Власти не мог понравиться фильм, осуждавший военное положение. Фильм показывал, что оно стало поражением и для тех, кто его ввел, и для тех, кто в нем оказался. “Трибуна люду” писала, что “Без конца” – открытая провокация против социализма и практическое руководство для диссидентов. По тем временам серьезное обвинение. Руководство якобы заключалось в том, что мы предлагали переждать. Это реплика одного из персонажей, адвоката: “Нужно переждать. Потом будет видно. Но сейчас необходимо отступить”. Несколько строк о фильме появилось и в русских газетах. Польская пресса немедленно стала их цитировать. Пособие для диссидентов. Глубоко антисоциалистический фильм.
Оппозиция в свою очередь писала обратное: что фильм снят по заказу властей, потому что в нем говорится о поражении. Правда, в нем показано поражение обеих сторон, но оппозиция не желала видеть себя побежденной. Она считала, что взяла верх или, во всяком случае, вот-вот возьмет. И – как показал 1989 год – оказалась права. Но какой она пришла к этой победе? Вот вопрос, который я всегда задаю. В каком состоянии ты пришел к победе? Достаточно ли у тебя энергии, силы, надежды, идей, чтобы, победив, повести страну в нужном направлении?
Победили, несомненно, лучшие и умнейшие из нас. Но есть ли сегодня основания смотреть в будущее Польши с надеждой? Не уверен – хотя верх одержали наши люди и даже наши друзья. В их добрых намерениях я не сомневаюсь. Просто оказалось, намерений недостаточно.
Сегодня судьба страны беспокоит меня не меньше, чем раньше. А может, и больше, потому что я переживаю очередное разочарование. Из-за того, что не получается организовать все так, как мы себе представляли, – честно, достойно, по-человечески, с умом. Ну, или по крайней мере без очевидных глупостей.

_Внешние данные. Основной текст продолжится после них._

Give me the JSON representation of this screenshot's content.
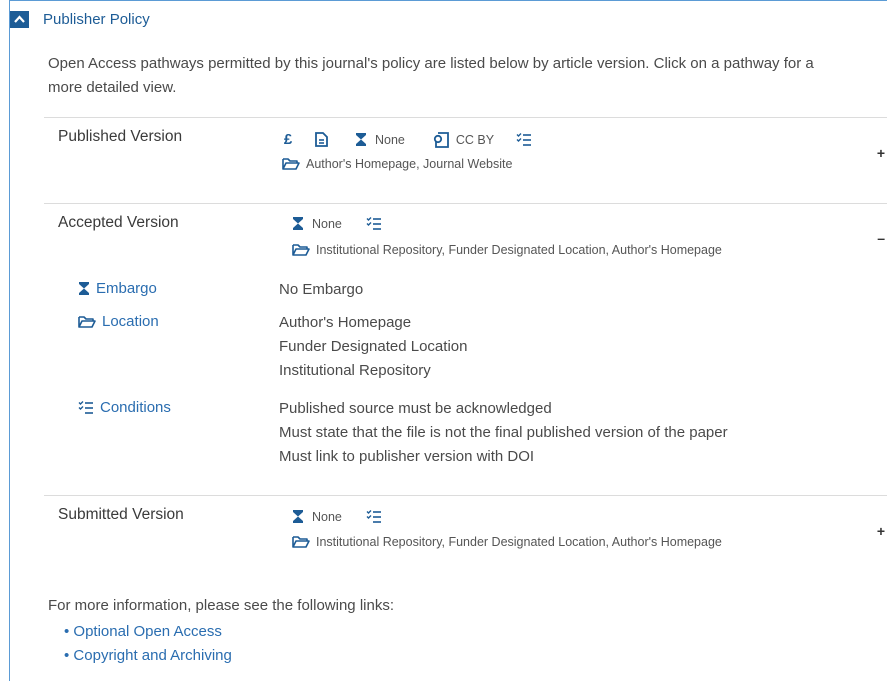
{
  "panel": {
    "title": "Publisher Policy",
    "intro_line1": "Open Access pathways permitted by this journal's policy are listed below by article version. Click on a pathway for a",
    "intro_line2": "more detailed view."
  },
  "published": {
    "name": "Published Version",
    "pound": "£",
    "embargo": "None",
    "license": "CC BY",
    "locations": "Author's Homepage, Journal Website",
    "toggle": "+"
  },
  "accepted": {
    "name": "Accepted Version",
    "embargo": "None",
    "locations": "Institutional Repository, Funder Designated Location, Author's Homepage",
    "toggle": "–",
    "details": {
      "embargo_label": "Embargo",
      "embargo_value": "No Embargo",
      "location_label": "Location",
      "locations": [
        "Author's Homepage",
        "Funder Designated Location",
        "Institutional Repository"
      ],
      "conditions_label": "Conditions",
      "conditions": [
        "Published source must be acknowledged",
        "Must state that the file is not the final published version of the paper",
        "Must link to publisher version with DOI"
      ]
    }
  },
  "submitted": {
    "name": "Submitted Version",
    "embargo": "None",
    "locations": "Institutional Repository, Funder Designated Location, Author's Homepage",
    "toggle": "+"
  },
  "footer": {
    "text": "For more information, please see the following links:",
    "links": [
      "Optional Open Access",
      "Copyright and Archiving"
    ]
  },
  "colors": {
    "accent": "#1d5c96",
    "link": "#2a6db0",
    "frame": "#5b9bd5"
  },
  "icons": [
    "chevron-up-icon",
    "pound-icon",
    "document-icon",
    "hourglass-icon",
    "license-icon",
    "checklist-icon",
    "folder-icon"
  ]
}
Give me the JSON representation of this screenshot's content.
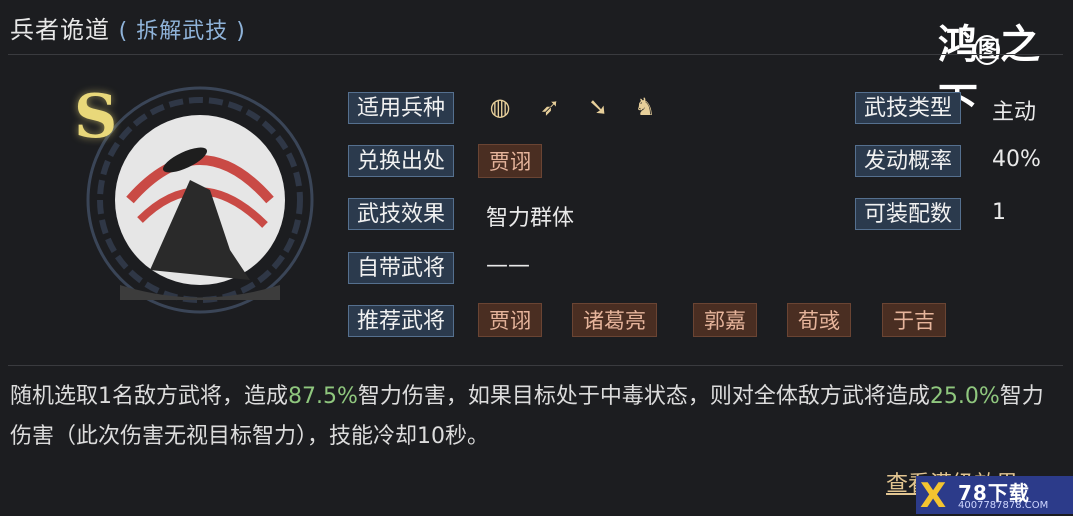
{
  "header": {
    "title": "兵者诡道",
    "subtitle": "( 拆解武技 )"
  },
  "logo": {
    "text_left": "鸿",
    "text_mid": "图",
    "text_right": "之下"
  },
  "skill": {
    "grade": "S"
  },
  "fields": {
    "unit_type_label": "适用兵种",
    "exchange_label": "兑换出处",
    "exchange_value": "贾诩",
    "effect_label": "武技效果",
    "effect_value": "智力群体",
    "own_general_label": "自带武将",
    "own_general_value": "——",
    "recommend_label": "推荐武将",
    "recommend_values": [
      "贾诩",
      "诸葛亮",
      "郭嘉",
      "荀彧",
      "于吉"
    ],
    "type_label": "武技类型",
    "type_value": "主动",
    "rate_label": "发动概率",
    "rate_value": "40%",
    "equip_label": "可装配数",
    "equip_value": "1"
  },
  "unit_icons": [
    "shield-icon",
    "bow-icon",
    "spear-icon",
    "horse-icon"
  ],
  "description": {
    "part1": "随机选取1名敌方武将，造成",
    "pct1": "87.5%",
    "part2": "智力伤害，如果目标处于中毒状态，则对全体敌方武将造成",
    "pct2": "25.0%",
    "part3": "智力伤害（此次伤害无视目标智力），技能冷却10秒。"
  },
  "more_link": "查看满级效果",
  "watermark": {
    "x": "X",
    "text": "78下载",
    "url": "4007787878.COM"
  }
}
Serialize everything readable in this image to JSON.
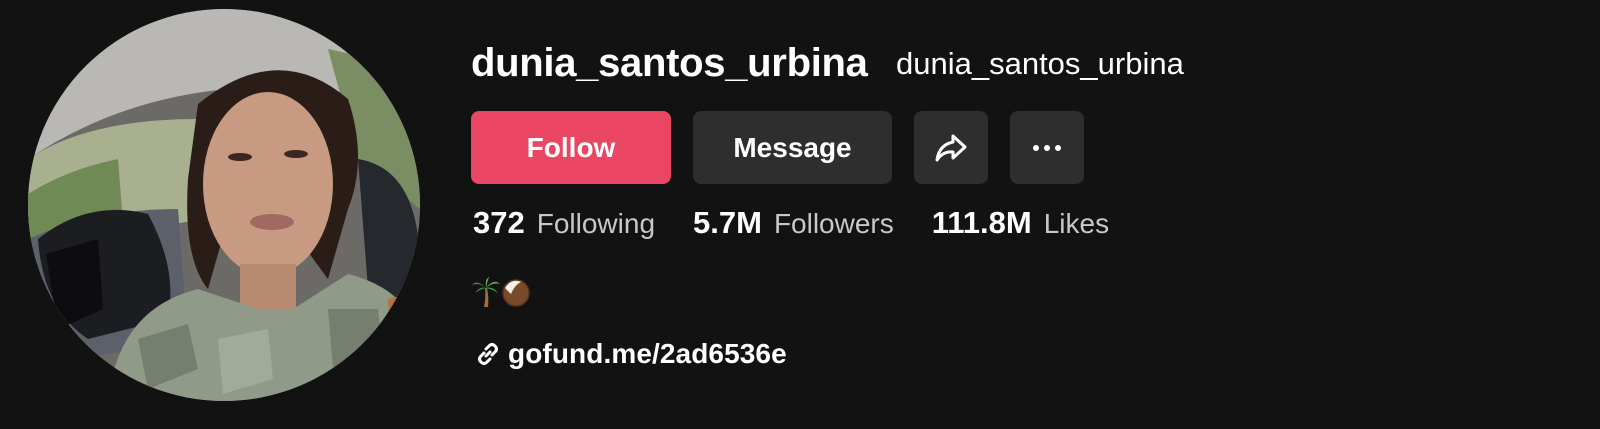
{
  "profile": {
    "username": "dunia_santos_urbina",
    "nickname": "dunia_santos_urbina",
    "avatar_icon": "profile-photo",
    "bio_icons": [
      "palm-tree-icon",
      "coconut-icon"
    ],
    "link_text": "gofund.me/2ad6536e"
  },
  "actions": {
    "follow_label": "Follow",
    "message_label": "Message",
    "share_icon": "share-arrow-icon",
    "more_icon": "more-dots-icon"
  },
  "stats": {
    "following_value": "372",
    "following_label": "Following",
    "followers_value": "5.7M",
    "followers_label": "Followers",
    "likes_value": "111.8M",
    "likes_label": "Likes"
  },
  "colors": {
    "background": "#121212",
    "follow_accent": "#ea4562",
    "secondary_button": "#2e2e2e",
    "text_primary": "#ffffff",
    "text_secondary": "#c8c8c8"
  }
}
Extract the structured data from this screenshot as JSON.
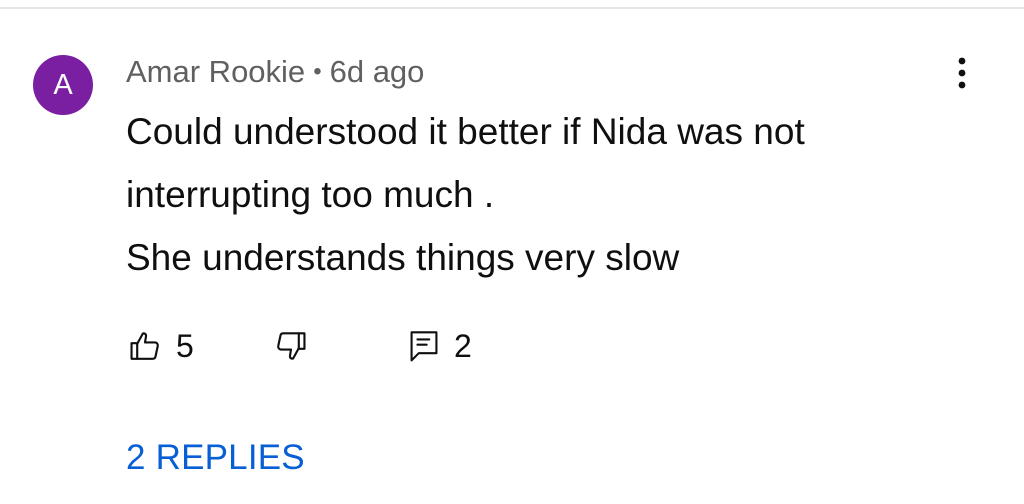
{
  "comment": {
    "avatar_letter": "A",
    "avatar_color": "#7b1fa2",
    "author": "Amar Rookie",
    "separator": "•",
    "time": "6d ago",
    "text_lines": [
      "Could understood it better if Nida was not",
      "interrupting too much .",
      "She understands things very slow"
    ],
    "likes": "5",
    "replies_count": "2",
    "replies_label": "2 REPLIES",
    "link_color": "#065fd4"
  },
  "icons": {
    "like": "thumb-up-icon",
    "dislike": "thumb-down-icon",
    "reply": "reply-comment-icon",
    "menu": "more-vertical-icon"
  }
}
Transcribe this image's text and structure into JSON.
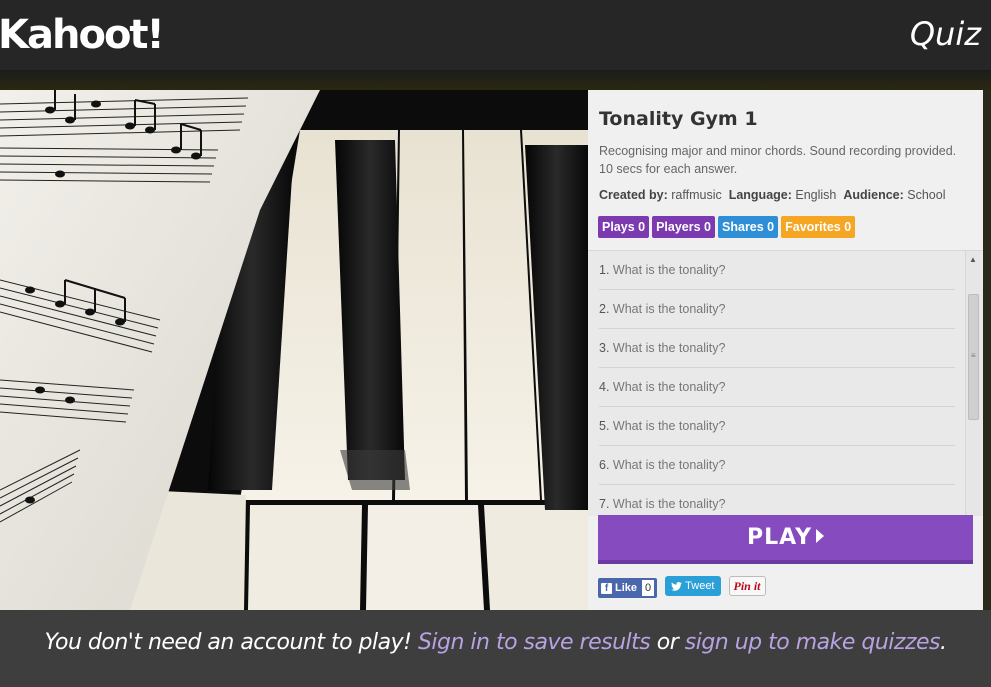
{
  "header": {
    "logo": "Kahoot!",
    "section_label": "Quiz"
  },
  "quiz": {
    "title": "Tonality Gym 1",
    "description": "Recognising major and minor chords. Sound recording provided. 10 secs for each answer.",
    "created_by_label": "Created by:",
    "created_by": "raffmusic",
    "language_label": "Language:",
    "language": "English",
    "audience_label": "Audience:",
    "audience": "School",
    "stats": {
      "plays": "Plays 0",
      "players": "Players 0",
      "shares": "Shares 0",
      "favorites": "Favorites 0"
    },
    "questions": [
      {
        "num": "1.",
        "text": "What is the tonality?"
      },
      {
        "num": "2.",
        "text": "What is the tonality?"
      },
      {
        "num": "3.",
        "text": "What is the tonality?"
      },
      {
        "num": "4.",
        "text": "What is the tonality?"
      },
      {
        "num": "5.",
        "text": "What is the tonality?"
      },
      {
        "num": "6.",
        "text": "What is the tonality?"
      },
      {
        "num": "7.",
        "text": "What is the tonality?"
      }
    ],
    "play_label": "PLAY"
  },
  "social": {
    "like_label": "Like",
    "like_count": "0",
    "tweet_label": "Tweet",
    "pin_label": "Pin it"
  },
  "footer": {
    "text_a": "You don't need an account to play!",
    "link_signin": "Sign in to save results",
    "text_b": "or",
    "link_signup": "sign up to make quizzes",
    "text_c": "."
  },
  "colors": {
    "purple": "#864cbf",
    "badge_purple": "#7c3ab0",
    "badge_blue": "#2f8fd6",
    "badge_orange": "#f5a623",
    "link": "#b9a2e3"
  }
}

Я вижу, как разные люди с добрыми намерениями в очередной раз пытаются что-то сделать. В истории это случалось уже не раз – попытка поставить страну на ноги, наладить какую-то человеческую жизнь, сделать ее достойной. Но ничего не получается. Каждый раз мы стремимся к порядку и честной, разумной жизни, каждый раз надеемся. И ничего. За свои пятьдесят лет я пережил такое не однажды. Увы, надежда тает. С каждым разочарованием ее все меньше и меньше. Неважно, связывали ли мы ее с коммунистами в 1956-м и 1970-м, с рабочими в 1981-м или с нашей новой властью в 1990-м и 1991-м. Рано или поздно неизменно выясняется, что это очередная иллюзия, очередной обман, очередная мечта. Наливаешь воду в стакан. Льешь, льешь, льешь – внезапно переливается через край. Больше не вмещается – стакан полон.
Не знаю, что такое “свободная Польша”. Свободная Польша совершенно невозможна просто потому, что географически наша страна расположена исключительно неудачно. Но ведь это не значит, что жизнь в ней нельзя организовать с умом. Можно. А между тем управляют ею так же бестолково, как это делалось раньше. Только теперь виноваты мы сами. И это самое печальное.[20]
Распались очень многие связи – дружеские, человеческие, профессиональные. Честно говоря, на пальцах одной руки могу пересчитать приятелей, с которыми встречаюсь в последние четыре-пять лет в Варшаве. И дело не в том, что не хватает времени – просто исчезла потребность видеться. И у меня, и у них. Когда-то мы были очень, исключительно близки с Вайдой. Встречались каждый день. Потом я не видел его года четыре или пять. Наконец встретились на какой-то премьере. Обнялись – и больше ничего. “Позвони”. – “Позвони”. И все.
Я дружу с Эдеком Жебровским – мы вместе работаем и очень друг друга любим. С Занусси, хотя встречаться удается реже. Близко общаемся с Агнешкой Холланд – поскольку она здесь, в Париже, но мы и в Польше виделись так же часто. Поддерживаю отношения с Марцелием Лозиньским, с моими операторами и ближайшими коллегами – композитором, соавтором сценария. Переписываюсь с Ханной Кралль. Но таких людей совсем немного. После военного положения все стало разваливаться.
Возможно, у кого-то есть претензии ко мне. Помню, например, одну историю, которая случилась у меня с близким другом. Мы вместе учились в Киношколе. В шестьдесят восьмом его отца, занимавшего высокий пост в партии, вышвырнули вон. Позже он стал крупным чиновником в [21]
министерстве, но в партии не работал уже никогда. И у его сына, бывшего человеком, так сказать, того же склада, что Адам Михник, возникли серьезные проблемы. Он окончил Школу, но на работу его не принимали.Я снимал документальный фильм и предложил другу пойти ко мне ассистентом. Лучшей работы у него не было, он согласился.